Thursday, September 30, 2010

Dark stars, autumn roadsides

Two more in the series Astrological Plants of the Squamish Valley -- and the year's not over yet! For several months, I've been looking forward to switching colour gears and working on these two signs together: Sagittarius and Capricorn. Sagittarius is ruled by Jupiter, associated with the colours blue, violet, purple, red-indigo, deep midnight. Capricorn is ruled by Saturn, associated with indigo, grey, black, dark brown, sage green, mottled tones. My aim was to "work in the dark" to create a strong tonal contrast within the overall Astro-Plants series.

Here's Capricorn, which can be viewed in progress here.



The plants assigned to Saturn include leathery-leaved plants like holly, ivy and wintergreen so my choice of our omnipresent salal seemed a natural. (To non-locals, the name's pronounced "sha-LALL" -- as in the Latin name. But maybe everyone knows this if salal truly is omnipresent -- years ago, we saw salal in a Parisian florist's sidewalk buckets). Salal's scrumptious-looking deep blue-black berries, dried in quantity to last the winter, were a staple of traditional First Nations diets. My mouth was watering as I tried my first -- and last -- salal berry. It tasted just like eucalyptus-flavoured Mentholatum. The painting's rather austere, but it's turned out to be one of my favourites.

Along our Upper Squamish roadsides, salal is often the background to an abundant autumn display of snowberries -- the plant chosen to represent Sagittarius.



You can view it in progress here.

Jupiter, the planetary ruler of this sign, is the champion of berries of all kinds so I couldn't miss with this choice. I know snowberries from our years in the East and, wisely I think, never gave them a taste. I don't remember their growing as abundantly there as they do in our coastal valleys. The sight of them hanging in bright white bundles against the rich dark coppers, deep magentas, and olive-blacks of wet fading leaves has always stirred me.

Wednesday, September 22, 2010

I spy...tiny little eyes

I've noticed the Province of BC has a new tourism ad based on the children's game, "I spy...." That's the game in which one person says, "I spy something purple..." (for example) and everyone else looks around and tries to guess what it is.

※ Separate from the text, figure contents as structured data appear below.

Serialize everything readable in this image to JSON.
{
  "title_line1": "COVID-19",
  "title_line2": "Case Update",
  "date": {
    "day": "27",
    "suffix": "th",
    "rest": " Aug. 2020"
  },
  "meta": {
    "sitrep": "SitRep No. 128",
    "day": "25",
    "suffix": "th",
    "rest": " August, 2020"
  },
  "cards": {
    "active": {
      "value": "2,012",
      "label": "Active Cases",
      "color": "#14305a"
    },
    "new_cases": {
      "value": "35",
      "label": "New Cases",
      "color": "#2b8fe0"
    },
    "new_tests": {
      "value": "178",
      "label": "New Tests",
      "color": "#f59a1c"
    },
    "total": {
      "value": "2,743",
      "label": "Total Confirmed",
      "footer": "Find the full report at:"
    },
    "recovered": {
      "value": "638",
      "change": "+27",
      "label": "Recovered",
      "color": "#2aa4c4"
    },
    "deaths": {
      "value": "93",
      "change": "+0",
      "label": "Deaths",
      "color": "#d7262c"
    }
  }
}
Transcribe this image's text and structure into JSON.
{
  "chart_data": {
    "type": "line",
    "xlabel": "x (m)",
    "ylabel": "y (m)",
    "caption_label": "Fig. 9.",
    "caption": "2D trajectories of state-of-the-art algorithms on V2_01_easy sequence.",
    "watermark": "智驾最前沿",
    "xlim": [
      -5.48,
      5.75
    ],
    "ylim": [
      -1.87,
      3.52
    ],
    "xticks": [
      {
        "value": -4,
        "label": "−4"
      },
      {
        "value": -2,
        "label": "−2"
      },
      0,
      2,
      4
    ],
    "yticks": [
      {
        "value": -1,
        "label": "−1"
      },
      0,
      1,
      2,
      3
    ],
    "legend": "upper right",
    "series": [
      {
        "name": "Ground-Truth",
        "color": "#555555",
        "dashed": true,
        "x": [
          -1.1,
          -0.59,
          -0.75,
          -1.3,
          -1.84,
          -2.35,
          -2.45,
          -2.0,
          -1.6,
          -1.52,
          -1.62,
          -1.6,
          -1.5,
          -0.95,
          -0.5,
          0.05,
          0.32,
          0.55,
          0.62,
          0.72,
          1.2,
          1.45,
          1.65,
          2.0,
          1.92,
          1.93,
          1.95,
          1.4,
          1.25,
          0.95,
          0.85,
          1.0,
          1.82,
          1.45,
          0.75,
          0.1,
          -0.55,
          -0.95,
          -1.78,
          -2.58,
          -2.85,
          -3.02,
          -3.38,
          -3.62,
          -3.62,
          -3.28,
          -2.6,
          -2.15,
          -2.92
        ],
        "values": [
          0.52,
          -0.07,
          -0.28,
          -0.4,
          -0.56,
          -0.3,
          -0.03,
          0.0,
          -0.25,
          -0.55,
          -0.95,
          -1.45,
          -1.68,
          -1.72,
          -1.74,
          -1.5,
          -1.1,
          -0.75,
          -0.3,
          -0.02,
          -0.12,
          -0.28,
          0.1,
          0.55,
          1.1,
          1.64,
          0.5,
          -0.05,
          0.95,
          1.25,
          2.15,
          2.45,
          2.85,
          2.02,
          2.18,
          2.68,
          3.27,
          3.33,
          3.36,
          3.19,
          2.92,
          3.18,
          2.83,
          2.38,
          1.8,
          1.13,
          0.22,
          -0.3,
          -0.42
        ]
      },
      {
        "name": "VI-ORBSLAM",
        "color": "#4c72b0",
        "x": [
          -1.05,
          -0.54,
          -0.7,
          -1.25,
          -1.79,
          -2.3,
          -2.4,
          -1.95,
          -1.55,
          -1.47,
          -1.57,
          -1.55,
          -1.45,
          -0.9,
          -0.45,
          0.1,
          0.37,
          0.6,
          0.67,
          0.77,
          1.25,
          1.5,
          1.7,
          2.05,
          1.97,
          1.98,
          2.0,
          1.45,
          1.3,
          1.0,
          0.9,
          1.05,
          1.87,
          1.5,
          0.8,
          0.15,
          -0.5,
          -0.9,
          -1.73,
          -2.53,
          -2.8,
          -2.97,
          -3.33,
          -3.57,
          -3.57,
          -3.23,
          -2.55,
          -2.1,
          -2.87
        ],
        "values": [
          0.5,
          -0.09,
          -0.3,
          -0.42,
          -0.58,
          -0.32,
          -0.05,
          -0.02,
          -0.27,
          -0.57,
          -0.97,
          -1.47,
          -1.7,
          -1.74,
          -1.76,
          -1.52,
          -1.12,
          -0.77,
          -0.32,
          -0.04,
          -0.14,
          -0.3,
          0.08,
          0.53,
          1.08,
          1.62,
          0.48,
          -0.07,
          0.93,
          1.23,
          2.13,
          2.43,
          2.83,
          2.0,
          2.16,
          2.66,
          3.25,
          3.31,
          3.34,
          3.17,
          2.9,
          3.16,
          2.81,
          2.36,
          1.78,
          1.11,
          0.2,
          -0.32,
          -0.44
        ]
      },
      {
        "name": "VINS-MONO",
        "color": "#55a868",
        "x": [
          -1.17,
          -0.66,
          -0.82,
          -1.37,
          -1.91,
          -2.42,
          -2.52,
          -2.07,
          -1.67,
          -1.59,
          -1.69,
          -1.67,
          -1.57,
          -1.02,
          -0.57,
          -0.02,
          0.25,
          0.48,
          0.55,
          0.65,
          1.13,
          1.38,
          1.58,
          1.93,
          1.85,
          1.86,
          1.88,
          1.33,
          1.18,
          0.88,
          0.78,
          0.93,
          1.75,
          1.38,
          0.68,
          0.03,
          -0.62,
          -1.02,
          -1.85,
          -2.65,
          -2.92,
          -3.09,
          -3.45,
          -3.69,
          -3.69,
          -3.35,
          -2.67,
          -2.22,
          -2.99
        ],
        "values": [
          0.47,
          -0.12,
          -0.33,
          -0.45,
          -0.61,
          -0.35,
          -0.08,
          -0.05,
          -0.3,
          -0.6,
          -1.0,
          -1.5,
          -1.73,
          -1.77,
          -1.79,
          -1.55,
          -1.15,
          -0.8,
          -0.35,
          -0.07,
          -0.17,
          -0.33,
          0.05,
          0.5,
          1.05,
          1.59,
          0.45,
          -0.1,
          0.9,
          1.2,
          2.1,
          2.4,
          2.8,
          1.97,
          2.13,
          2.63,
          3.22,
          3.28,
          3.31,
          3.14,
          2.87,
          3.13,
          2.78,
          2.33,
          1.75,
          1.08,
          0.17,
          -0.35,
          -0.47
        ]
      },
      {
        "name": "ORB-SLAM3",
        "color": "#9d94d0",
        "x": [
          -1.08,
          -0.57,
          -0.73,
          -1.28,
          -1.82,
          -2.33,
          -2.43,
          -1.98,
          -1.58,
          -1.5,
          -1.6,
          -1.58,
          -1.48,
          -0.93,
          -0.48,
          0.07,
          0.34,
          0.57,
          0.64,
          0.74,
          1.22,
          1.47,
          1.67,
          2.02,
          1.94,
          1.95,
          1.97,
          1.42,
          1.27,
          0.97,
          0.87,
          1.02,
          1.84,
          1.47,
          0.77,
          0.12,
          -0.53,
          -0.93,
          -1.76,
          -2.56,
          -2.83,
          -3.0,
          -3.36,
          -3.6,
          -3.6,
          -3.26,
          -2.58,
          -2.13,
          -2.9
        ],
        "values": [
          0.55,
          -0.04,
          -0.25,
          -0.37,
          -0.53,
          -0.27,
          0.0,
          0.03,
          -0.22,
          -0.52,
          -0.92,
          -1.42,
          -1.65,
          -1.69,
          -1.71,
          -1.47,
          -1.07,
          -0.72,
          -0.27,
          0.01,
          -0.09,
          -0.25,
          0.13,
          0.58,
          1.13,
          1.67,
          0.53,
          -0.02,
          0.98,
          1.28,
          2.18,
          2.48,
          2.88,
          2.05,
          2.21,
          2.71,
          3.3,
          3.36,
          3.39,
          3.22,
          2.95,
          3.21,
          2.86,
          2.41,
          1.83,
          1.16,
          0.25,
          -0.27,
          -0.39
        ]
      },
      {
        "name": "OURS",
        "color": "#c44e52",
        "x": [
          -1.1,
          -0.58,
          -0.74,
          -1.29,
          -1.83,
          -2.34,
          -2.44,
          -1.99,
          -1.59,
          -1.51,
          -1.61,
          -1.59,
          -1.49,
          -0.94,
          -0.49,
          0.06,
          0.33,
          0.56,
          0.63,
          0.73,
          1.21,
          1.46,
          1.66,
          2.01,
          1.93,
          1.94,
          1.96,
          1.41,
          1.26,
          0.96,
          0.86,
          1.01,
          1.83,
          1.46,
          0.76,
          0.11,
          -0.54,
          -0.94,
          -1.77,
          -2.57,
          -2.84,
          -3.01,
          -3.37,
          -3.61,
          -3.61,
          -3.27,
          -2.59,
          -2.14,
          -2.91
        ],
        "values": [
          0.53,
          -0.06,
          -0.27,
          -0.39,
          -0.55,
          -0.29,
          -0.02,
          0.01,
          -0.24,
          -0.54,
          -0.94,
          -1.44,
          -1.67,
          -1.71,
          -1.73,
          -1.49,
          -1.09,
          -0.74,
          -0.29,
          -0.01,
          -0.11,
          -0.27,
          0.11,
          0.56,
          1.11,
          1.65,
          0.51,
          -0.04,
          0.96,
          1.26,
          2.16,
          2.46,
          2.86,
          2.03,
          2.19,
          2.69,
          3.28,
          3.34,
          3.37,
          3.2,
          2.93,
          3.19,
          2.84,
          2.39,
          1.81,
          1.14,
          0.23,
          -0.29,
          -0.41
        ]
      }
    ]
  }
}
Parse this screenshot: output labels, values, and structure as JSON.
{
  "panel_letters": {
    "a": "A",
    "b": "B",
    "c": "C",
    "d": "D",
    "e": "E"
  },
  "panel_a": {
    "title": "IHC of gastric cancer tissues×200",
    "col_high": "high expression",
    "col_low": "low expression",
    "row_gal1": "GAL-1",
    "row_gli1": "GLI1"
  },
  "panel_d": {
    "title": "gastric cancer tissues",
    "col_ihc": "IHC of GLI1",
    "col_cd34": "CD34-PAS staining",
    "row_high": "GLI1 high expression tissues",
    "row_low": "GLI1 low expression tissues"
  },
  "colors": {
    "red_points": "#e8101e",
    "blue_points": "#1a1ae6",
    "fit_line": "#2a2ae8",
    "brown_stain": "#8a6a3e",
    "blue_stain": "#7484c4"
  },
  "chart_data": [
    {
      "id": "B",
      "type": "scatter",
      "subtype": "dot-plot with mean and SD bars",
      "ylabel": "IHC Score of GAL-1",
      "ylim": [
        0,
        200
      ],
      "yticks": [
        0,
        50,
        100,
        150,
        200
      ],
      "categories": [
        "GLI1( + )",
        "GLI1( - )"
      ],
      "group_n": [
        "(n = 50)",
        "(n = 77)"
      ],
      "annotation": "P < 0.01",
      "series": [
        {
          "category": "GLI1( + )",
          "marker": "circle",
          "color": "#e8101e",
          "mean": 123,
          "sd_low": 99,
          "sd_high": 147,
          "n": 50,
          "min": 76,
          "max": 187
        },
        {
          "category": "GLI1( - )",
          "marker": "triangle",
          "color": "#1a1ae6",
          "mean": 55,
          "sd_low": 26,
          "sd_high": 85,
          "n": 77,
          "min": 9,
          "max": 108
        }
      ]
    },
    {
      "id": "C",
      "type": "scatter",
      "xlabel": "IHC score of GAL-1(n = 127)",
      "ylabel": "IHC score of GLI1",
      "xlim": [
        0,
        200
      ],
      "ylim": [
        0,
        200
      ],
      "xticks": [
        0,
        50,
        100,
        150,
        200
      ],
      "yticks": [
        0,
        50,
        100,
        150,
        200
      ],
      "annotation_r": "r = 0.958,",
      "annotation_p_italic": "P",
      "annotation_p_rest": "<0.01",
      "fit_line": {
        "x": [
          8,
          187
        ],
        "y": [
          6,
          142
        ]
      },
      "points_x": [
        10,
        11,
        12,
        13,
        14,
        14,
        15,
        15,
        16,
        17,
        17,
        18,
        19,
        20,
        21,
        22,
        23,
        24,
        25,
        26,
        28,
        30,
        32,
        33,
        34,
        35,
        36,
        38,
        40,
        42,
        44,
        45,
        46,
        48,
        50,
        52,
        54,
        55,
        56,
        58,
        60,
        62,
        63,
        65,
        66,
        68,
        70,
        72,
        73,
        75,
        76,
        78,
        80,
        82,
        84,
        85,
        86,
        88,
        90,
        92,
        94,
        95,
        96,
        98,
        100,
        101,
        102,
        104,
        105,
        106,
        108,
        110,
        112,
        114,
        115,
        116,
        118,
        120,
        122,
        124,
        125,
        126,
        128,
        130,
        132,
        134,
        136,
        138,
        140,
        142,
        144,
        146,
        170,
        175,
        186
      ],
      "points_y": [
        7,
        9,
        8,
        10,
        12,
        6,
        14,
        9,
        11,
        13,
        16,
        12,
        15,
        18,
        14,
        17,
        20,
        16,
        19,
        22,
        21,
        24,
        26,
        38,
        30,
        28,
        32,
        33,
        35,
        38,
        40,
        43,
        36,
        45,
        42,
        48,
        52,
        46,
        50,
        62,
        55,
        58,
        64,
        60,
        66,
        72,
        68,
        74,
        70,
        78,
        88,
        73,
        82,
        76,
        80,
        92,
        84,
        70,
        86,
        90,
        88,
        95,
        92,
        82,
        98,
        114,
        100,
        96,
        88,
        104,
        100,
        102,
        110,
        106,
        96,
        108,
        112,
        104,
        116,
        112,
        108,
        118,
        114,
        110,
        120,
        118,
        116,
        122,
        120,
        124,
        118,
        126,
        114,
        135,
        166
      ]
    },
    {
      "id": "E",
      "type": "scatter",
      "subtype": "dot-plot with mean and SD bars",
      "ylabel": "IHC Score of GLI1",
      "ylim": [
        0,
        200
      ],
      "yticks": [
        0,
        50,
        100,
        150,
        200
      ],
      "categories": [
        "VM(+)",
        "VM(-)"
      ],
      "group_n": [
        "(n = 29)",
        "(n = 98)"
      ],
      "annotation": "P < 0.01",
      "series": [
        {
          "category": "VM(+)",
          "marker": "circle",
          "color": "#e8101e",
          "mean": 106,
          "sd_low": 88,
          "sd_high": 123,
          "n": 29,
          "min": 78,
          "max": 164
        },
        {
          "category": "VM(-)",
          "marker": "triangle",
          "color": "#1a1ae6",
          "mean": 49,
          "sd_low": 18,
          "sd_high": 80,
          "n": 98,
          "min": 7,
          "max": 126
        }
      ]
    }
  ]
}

Nice try, BC, but not as truly spectacular as the real-life game I witnessed one hot day on a crowded bus played by an enthusiastic father and his two small sons. The dad spoke with an English accent and had a unique (English?) twist on the script, at least one I'd never heard before. His opening line was, "I spy with my tiny little eyes..." I wondered if he was on leave from the Royal Shakespeare Company -- he was that into the whole drama of the thing. The 5-year-old could barely wait his turn and had a witty originality in the objects he selected. The 3-year-old enchanted with his carefully enunciated lisp: "I thspy wiff my tiny little eyeth." Everyone in the front of the bus, including a tough-looking tattooed adolescent, was completely mesmerized.

The tourism ad and the memory of the tiny little eyes brought to mind a painting I'd made in 2007, another under the heading of "I couldn't resist giving it a try." I assembled all my cat figurines (most of them gifts, one hand-me-down, one outright purchase) and a bunch of semi-related stuff and tried to bring them all together. The outcome is "White Cats and Rumi-Blue" -- with a salute to my friend Rumi, originally a work-buddy with whom there was an instant bond on the subjects of cats and the mellow softer-than-navy colour that pervades this painting.

I know everything that's wrong here...so many objects, so many tiny little eyes...but I still like the cats and the colour! I thought I'd learned the lesson with a 2009 painting, "The Wishful Bird" ...but still too many small fiddly details.

The little guys below arrived too late for the "White Cats" painting -- a parting gift received as I walked out the retirement door at the end of 2009. I spy their tiny little eyes and know that I can just enjoy them without trying to put them in a painting.